Tran was born in Vietnam in 1975 and came to Australia as a seven-year-old refugee after spending time in an Indonesian refugee camp. But no one, it seemed, could control, direct or curb his trajectory into violence.

By the age of 11, Tran had been arrested for carrying a sawn-off shotgun. By the time he reached 14, he was a suspect in two murders and was already leader of the 5Ts, who controlled most of the heroin trade in the area. At 16 he was convicted of firearm offences and spent two years in a juvenile detention centre. His reputation for violence preceded him and when the anti-drug campaigner and member for Cabramatta in the New South Wales State Parliament, John Newman, was gunned down outside his home in 1994, suspicion automatically fell on Tran. He was barely 19, and within two years, Tran himself was murdered.

Huynh’s early life was in some ways similar.

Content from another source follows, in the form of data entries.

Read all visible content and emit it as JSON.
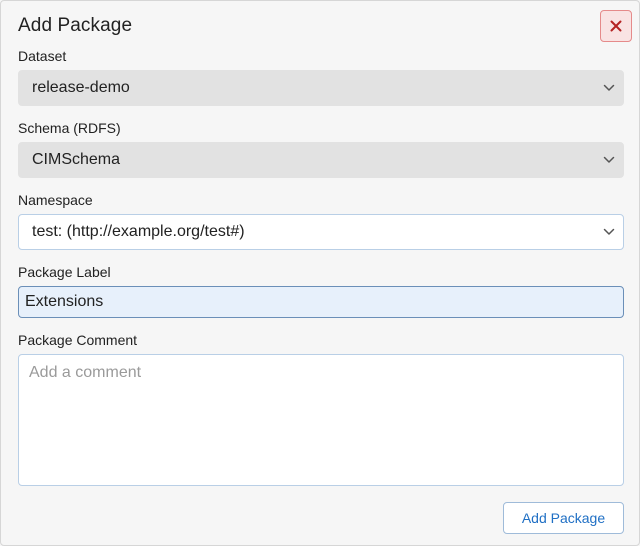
{
  "dialog": {
    "title": "Add Package",
    "close_icon": "close-icon",
    "fields": {
      "dataset": {
        "label": "Dataset",
        "value": "release-demo"
      },
      "schema": {
        "label": "Schema (RDFS)",
        "value": "CIMSchema"
      },
      "namespace": {
        "label": "Namespace",
        "value": "test: (http://example.org/test#)"
      },
      "package_label": {
        "label": "Package Label",
        "value": "Extensions"
      },
      "package_comment": {
        "label": "Package Comment",
        "placeholder": "Add a comment",
        "value": ""
      }
    },
    "submit_label": "Add Package"
  },
  "colors": {
    "close_accent": "#b42323",
    "primary_blue": "#1f6fc4",
    "disabled_bg": "#e2e2e2"
  }
}
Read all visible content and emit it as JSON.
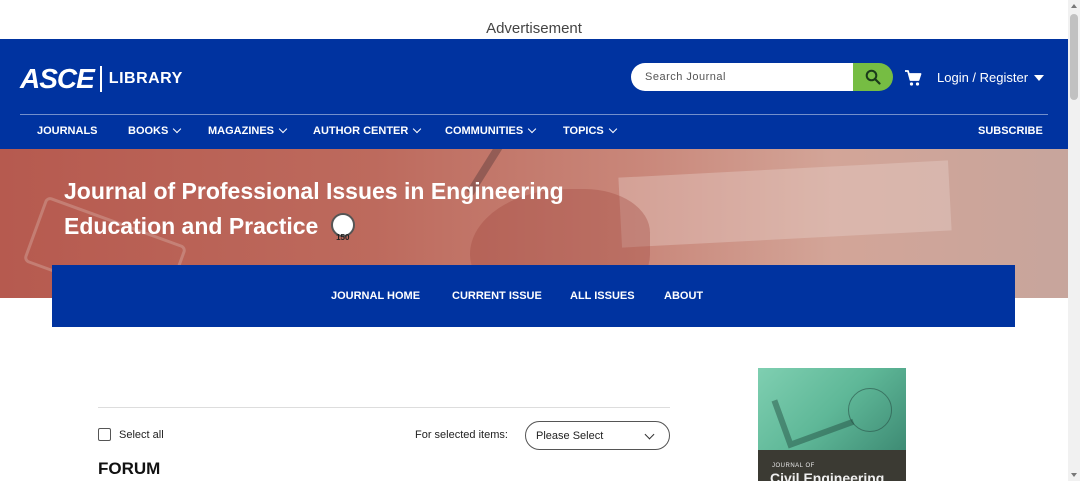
{
  "advertisement": {
    "label": "Advertisement"
  },
  "header": {
    "logo": {
      "brand": "ASCE",
      "library": "LIBRARY"
    },
    "search": {
      "placeholder": "Search Journal",
      "value": "",
      "icon": "search-icon"
    },
    "cart_icon": "cart-icon",
    "login_label": "Login / Register",
    "colors": {
      "bar": "#0033a0",
      "search_button": "#76bd43"
    }
  },
  "main_nav": {
    "items": [
      {
        "label": "JOURNALS",
        "dropdown": false
      },
      {
        "label": "BOOKS",
        "dropdown": true
      },
      {
        "label": "MAGAZINES",
        "dropdown": true
      },
      {
        "label": "AUTHOR CENTER",
        "dropdown": true
      },
      {
        "label": "COMMUNITIES",
        "dropdown": true
      },
      {
        "label": "TOPICS",
        "dropdown": true
      }
    ],
    "subscribe_label": "SUBSCRIBE"
  },
  "hero": {
    "title_line1": "Journal of Professional Issues in Engineering",
    "title_line2": "Education and Practice",
    "badge_text": "150"
  },
  "journal_nav": {
    "items": [
      {
        "label": "JOURNAL HOME"
      },
      {
        "label": "CURRENT ISSUE"
      },
      {
        "label": "ALL ISSUES"
      },
      {
        "label": "ABOUT"
      }
    ]
  },
  "results": {
    "select_all_label": "Select all",
    "select_all_checked": false,
    "for_selected_label": "For selected items:",
    "action_select": {
      "selected": "Please Select"
    },
    "section_heading": "FORUM"
  },
  "sidebar": {
    "cover": {
      "small_text": "JOURNAL OF",
      "title_text": "Civil Engineering"
    }
  }
}
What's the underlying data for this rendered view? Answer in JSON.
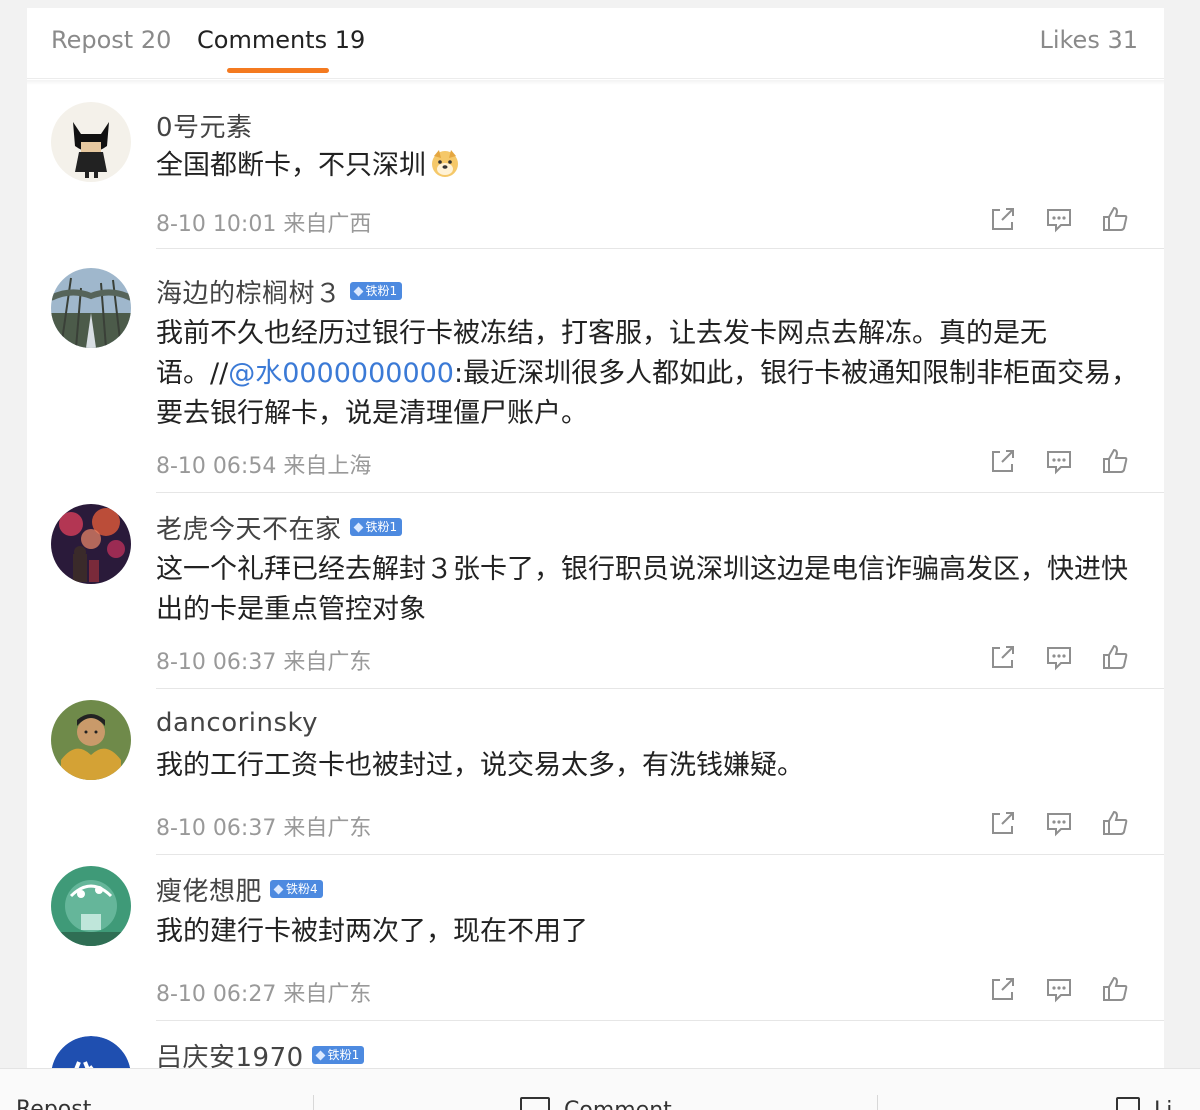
{
  "tabs": {
    "repost": "Repost 20",
    "comments": "Comments 19",
    "likes": "Likes 31"
  },
  "comments": [
    {
      "name": "0号元素",
      "badge": "",
      "text": "全国都断卡，不只深圳",
      "emoji_icon": "doge-emoji-icon",
      "meta": "8-10 10:01 来自广西"
    },
    {
      "name": "海边的棕榈树３",
      "badge": "铁粉1",
      "text_before": "我前不久也经历过银行卡被冻结，打客服，让去发卡网点去解冻。真的是无语。//",
      "mention": "@水0000000000",
      "text_after": ":最近深圳很多人都如此，银行卡被通知限制非柜面交易，要去银行解卡，说是清理僵尸账户。",
      "meta": "8-10 06:54 来自上海"
    },
    {
      "name": "老虎今天不在家",
      "badge": "铁粉1",
      "text": "这一个礼拜已经去解封３张卡了，银行职员说深圳这边是电信诈骗高发区，快进快出的卡是重点管控对象",
      "meta": "8-10 06:37 来自广东"
    },
    {
      "name": "dancorinsky",
      "badge": "",
      "text": "我的工行工资卡也被封过，说交易太多，有洗钱嫌疑。",
      "meta": "8-10 06:37 来自广东"
    },
    {
      "name": "瘦佬想肥",
      "badge": "铁粉4",
      "text": "我的建行卡被封两次了，现在不用了",
      "meta": "8-10 06:27 来自广东"
    },
    {
      "name": "吕庆安1970",
      "badge": "铁粉1"
    }
  ],
  "actions": {
    "repost_icon": "repost-icon",
    "comment_icon": "comment-icon",
    "like_icon": "like-icon"
  },
  "bottom_bar": {
    "repost": "Repost",
    "comment": "Comment",
    "like": "Li"
  },
  "colors": {
    "accent_underline": "#f47a20",
    "mention": "#3b7ad6",
    "badge": "#4d8ae0"
  }
}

Just like Tran, Huynh, was just seven years old when he and his family left Vietnam. They too sought asylum in Australia after spending some months in an Indonesian refugee camp. Tran and Huynh were just 3 years apart in age, and both settled in Cabramatta.

But there the comparison ends.

As well as serving his community as a councillor on the Fairfield local authority, Huynh is married with two children and is the General Manager of a city-based travel agency. His is a heart-warming Australian success story.

But although Cabramatta received a lot of attention in the media, it was not Huynh’s story that was of interest. It was Tran’s. Murder and heroin sold newspapers.

Things only started to improve for Cabramatta when, in the late 1990s and in response to escalating crime, a parliamentary inquiry was initiated. The government agreed to fund over $30 million worth of initiatives in an attempt to solve the problem, with the money earmarked to provide infrastructure and for increasing resources including personnel. The focus was to be directed towards community liaison and cultural sensitivity.

The multi-tiered solution has been spectacularly successful.

‘Our crime statistics are one of the lowest in the South-West Region now,’ Sergi boasts. Indeed, Cabramatta’s crime figures are down in almost all categories.

‘That’s history,’ Huynh says of Cabramatta’s murky past. ‘Look at the contribution Asian societies make to Australia — at the amount of businesses run by the Asians in the community. It all helps the Australian economy.’

Cabramatta is prospering.

The thousands of small businesses in Cabramatta’s Central Business District appear to be thriving, and as this correspondent strolled around the area with Sergi, the streets were abuzz with people. Women shopped with their children, the elderly congregated in congenial groups in cafes. Come lunchtime, the precinct was so popular it was difficult to get a table at any of the many restaurants.

‘It’s not even that busy, today,’ said Sergi. ‘At the weekend there’ll be queues lining up there,’ he said pointing out a noodle restaurant.

With prosperity effectively removing the need for competition for otherwise scarce resources, ethnic tensions and crime tend also to fall. Meanwhile, officials believe culturally appropriate administration for the mainly Indo-Chinese population should also not be underestimated in Cabramatta’s renaissance.